EARLY last December, like many other married couples in demanding jobs, Doug Allan and Sue Flood decided they hadn't been spending enough time together. The two were working in the same neck of the woods, but struggling to co-ordinate their diaries. When the opportunity came the couple – who'd been together for 13 years, married for eight – were determined to seize it.

So Doug set out from McMurdo Station, the American Antarctic research centre, where the top wildlife cameraman was part-way through a two-month film-shoot for the BBC. He drove across Ross Island on a snowmobile to Cape Royds, where the hut erected by Sir Ernest Shackleton still survives, a century after his famous expedition.
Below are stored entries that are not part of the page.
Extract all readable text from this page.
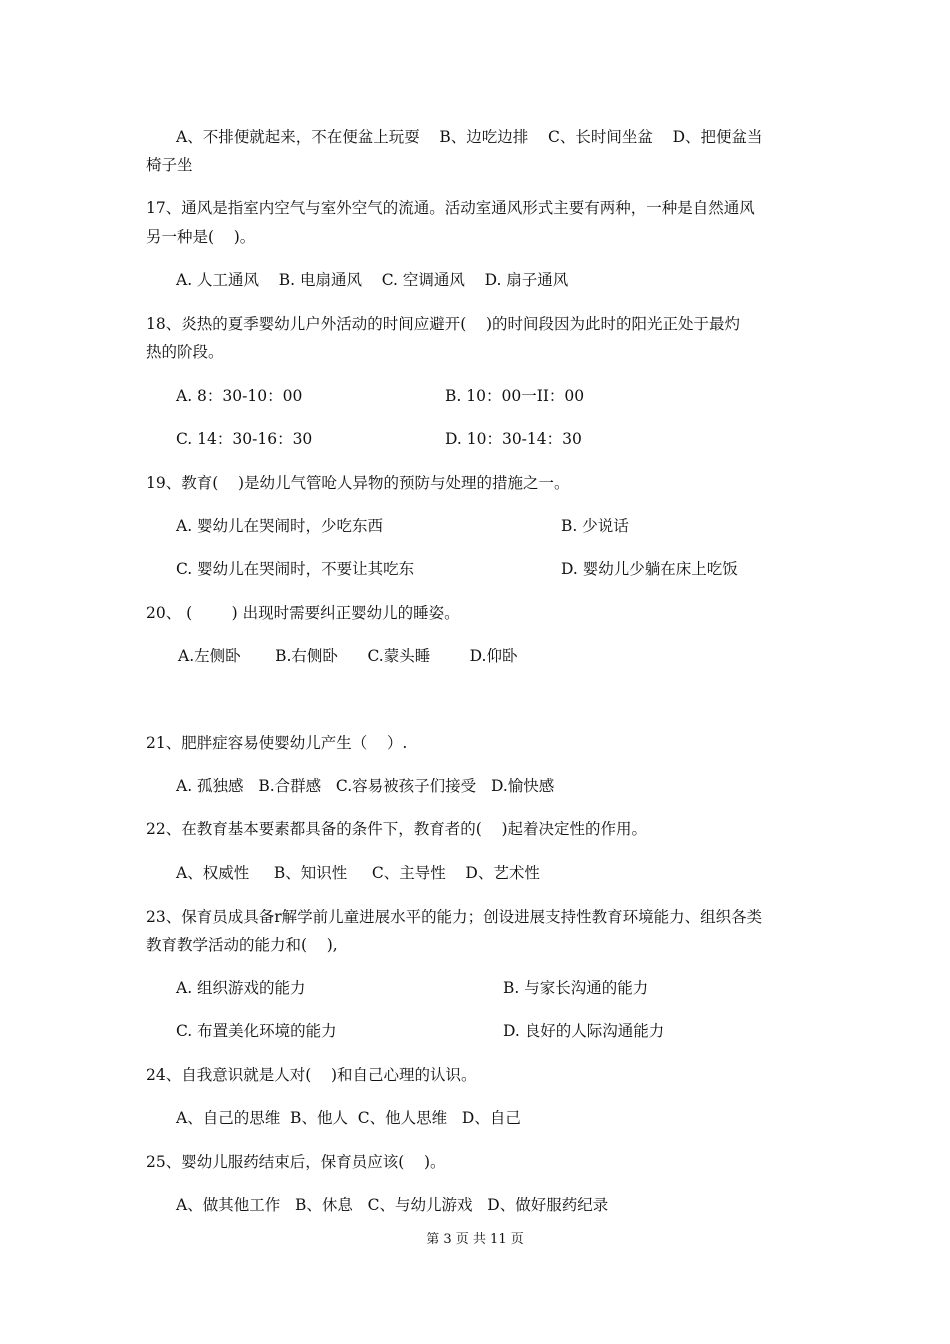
A、不排便就起来，不在便盆上玩耍    B、边吃边排    C、长时间坐盆    D、把便盆当
椅子坐
17、通风是指室内空气与室外空气的流通。活动室通风形式主要有两种，一种是自然通风
另一种是(    )。
A. 人工通风    B. 电扇通风    C. 空调通风    D. 扇子通风
18、炎热的夏季婴幼儿户外活动的时间应避开(    )的时间段因为此时的阳光正处于最灼
热的阶段。
A. 8：30-10：00	B. 10：00一II：00
C. 14：30-16：30	D. 10：30-14：30
19、教育(    )是幼儿气管呛人异物的预防与处理的措施之一。
A. 婴幼儿在哭闹时，少吃东西	B. 少说话
C. 婴幼儿在哭闹时，不要让其吃东	D. 婴幼儿少躺在床上吃饭
20、 (        ) 出现时需要纠正婴幼儿的睡姿。
A.左侧卧       B.右侧卧      C.蒙头睡        D.仰卧
21、肥胖症容易使婴幼儿产生（    ）.
A. 孤独感   B.合群感   C.容易被孩子们接受   D.愉快感
22、在教育基本要素都具备的条件下，教育者的(    )起着决定性的作用。
A、权威性     B、知识性     C、主导性    D、艺术性
23、保育员成具备r解学前儿童进展水平的能力；创设进展支持性教育环境能力、组织各类
教育教学活动的能力和(    ),
A. 组织游戏的能力	B. 与家长沟通的能力
C. 布置美化环境的能力	D. 良好的人际沟通能力
24、自我意识就是人对(    )和自己心理的认识。
A、自己的思维  B、他人  C、他人思维   D、自己
25、婴幼儿服药结束后，保育员应该(    )。
A、做其他工作   B、休息   C、与幼儿游戏   D、做好服药纪录
第 3 页 共 11 页
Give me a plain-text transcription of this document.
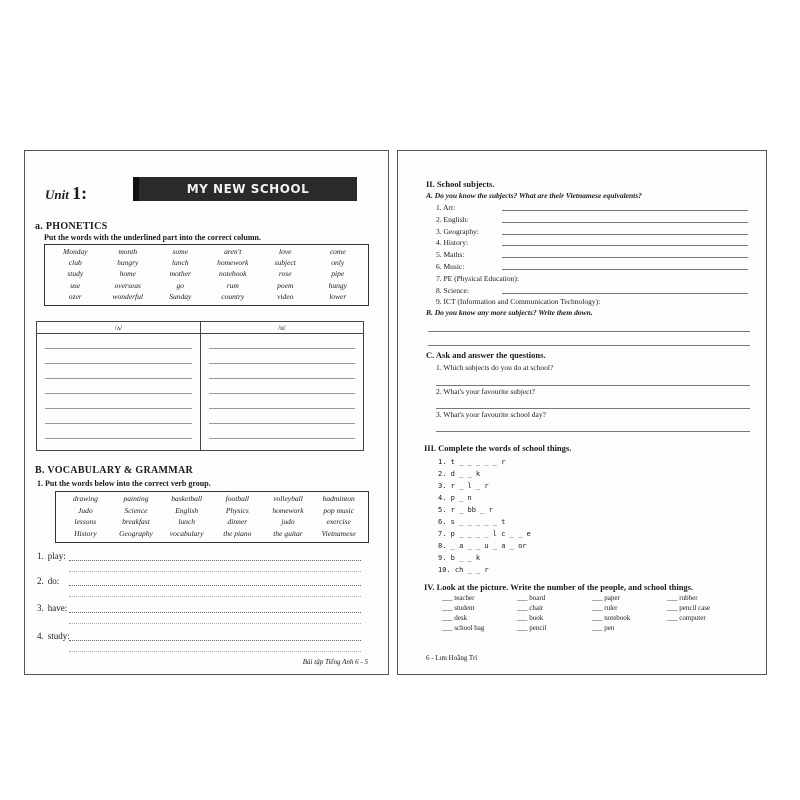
Unit 1:	MY NEW SCHOOL
a. PHONETICS
Put the words with the underlined part into the correct column.
Monday	month	some	aren't	love	come
club	hungry	lunch	homework	subject	only
study	home	mother	notebook	rose	pipe
use	overseas	go	rum	poem	hungy
ozer	wonderful	Sunday	country	video	lower
/ʌ/	/u/
B. VOCABULARY & GRAMMAR
1. Put the words below into the correct verb group.
drawing	painting	basketball	football	volleyball	badminton
Judo	Science	English	Physics	homework	pop music
lessons	breakfast	lunch	dinner	judo	exercise
History	Geography	vocabulary	the piano	the guitar	Vietnamese
1. play:
2. do:
3. have:
4. study:
Bài tập Tiếng Anh 6 - 5
II. School subjects.
A. Do you know the subjects? What are their Vietnamese equivalents?
1. Art:
2. English:
3. Geography:
4. History:
5. Maths:
6. Music:
7. PE (Physical Education):
8. Science:
9. ICT (Information and Communication Technology):
B. Do you know any more subjects? Write them down.
C. Ask and answer the questions.
1. Which subjects do you do at school?
2. What's your favourite subject?
3. What's your favourite school day?
III. Complete the words of school things.
1. t _ _ _ _ _ r
2. d _ _ k
3. r _ l _ r
4. p _ n
5. r _ bb _ r
6. s _ _ _ _ _ t
7. p _ _ _ _ l c _ _ e
8. _ a _ _ u _ a _ or
9. b _ _ k
10. ch _ _ r
IV. Look at the picture. Write the number of the people, and school things.
___ teacher	___ board	___ paper	___ rubber
___ student	___ chair	___ ruler	___ pencil case
___ desk	___ book	___ notebook	___ computer
___ school bag	___ pencil	___ pen
6 - Lưu Hoằng Trí
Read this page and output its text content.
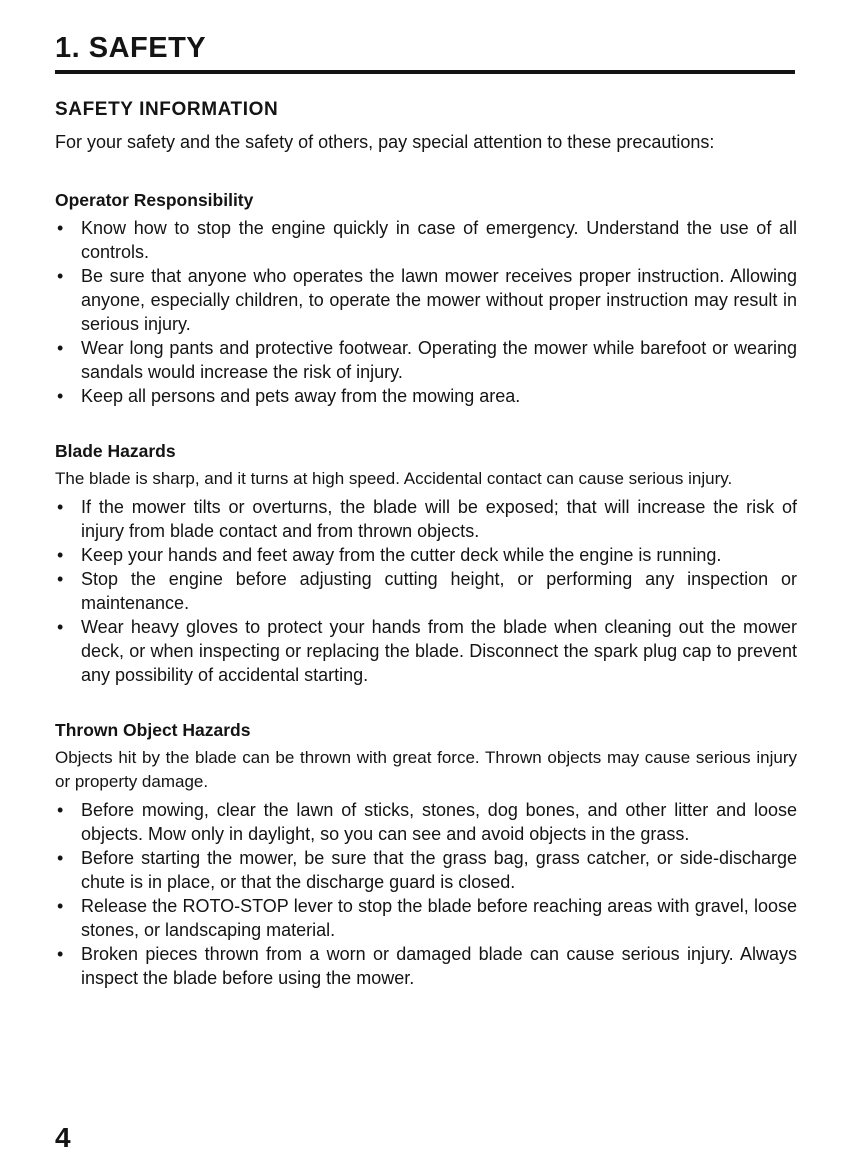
1. SAFETY
SAFETY INFORMATION

For your safety and the safety of others, pay special attention to these precautions:

Operator Responsibility
• Know how to stop the engine quickly in case of emergency. Understand the use of all controls.
• Be sure that anyone who operates the lawn mower receives proper instruction. Allowing anyone, especially children, to operate the mower without proper instruction may result in serious injury.
• Wear long pants and protective footwear. Operating the mower while barefoot or wearing sandals would increase the risk of injury.
• Keep all persons and pets away from the mowing area.
Blade Hazards

The blade is sharp, and it turns at high speed. Accidental contact can cause serious injury.

• If the mower tilts or overturns, the blade will be exposed; that will increase the risk of injury from blade contact and from thrown objects.
• Keep your hands and feet away from the cutter deck while the engine is running.
• Stop the engine before adjusting cutting height, or performing any inspection or maintenance.
• Wear heavy gloves to protect your hands from the blade when cleaning out the mower deck, or when inspecting or replacing the blade. Disconnect the spark plug cap to prevent any possibility of accidental starting.
Thrown Object Hazards

Objects hit by the blade can be thrown with great force. Thrown objects may cause serious injury or property damage.

• Before mowing, clear the lawn of sticks, stones, dog bones, and other litter and loose objects. Mow only in daylight, so you can see and avoid objects in the grass.
• Before starting the mower, be sure that the grass bag, grass catcher, or side-discharge chute is in place, or that the discharge guard is closed.
• Release the ROTO-STOP lever to stop the blade before reaching areas with gravel, loose stones, or landscaping material.
• Broken pieces thrown from a worn or damaged blade can cause serious injury. Always inspect the blade before using the mower.

4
Photographer and former TV producer Sue Flood, also a veteran of top-rated nature documentaries, flew in on a helicopter from where she'd been working for three months – on board a Russian ice-breaker. "We both went to work in the Antarctic for several months, but in completely different places, until 3 December," she says.

Hide Ad

In this exotic icy rendezvous, she had landed with Alexandra Shackleton, the adventurer's granddaughter. "We flew back to the ship and (Doug and I] had a few hours together, though we were inundated by passengers," she recalls. "Most of the people there were keen to meet Doug, having seen him on TV," she says. "It was basically tea and cake with 100 people. So much for our romantic reunion…"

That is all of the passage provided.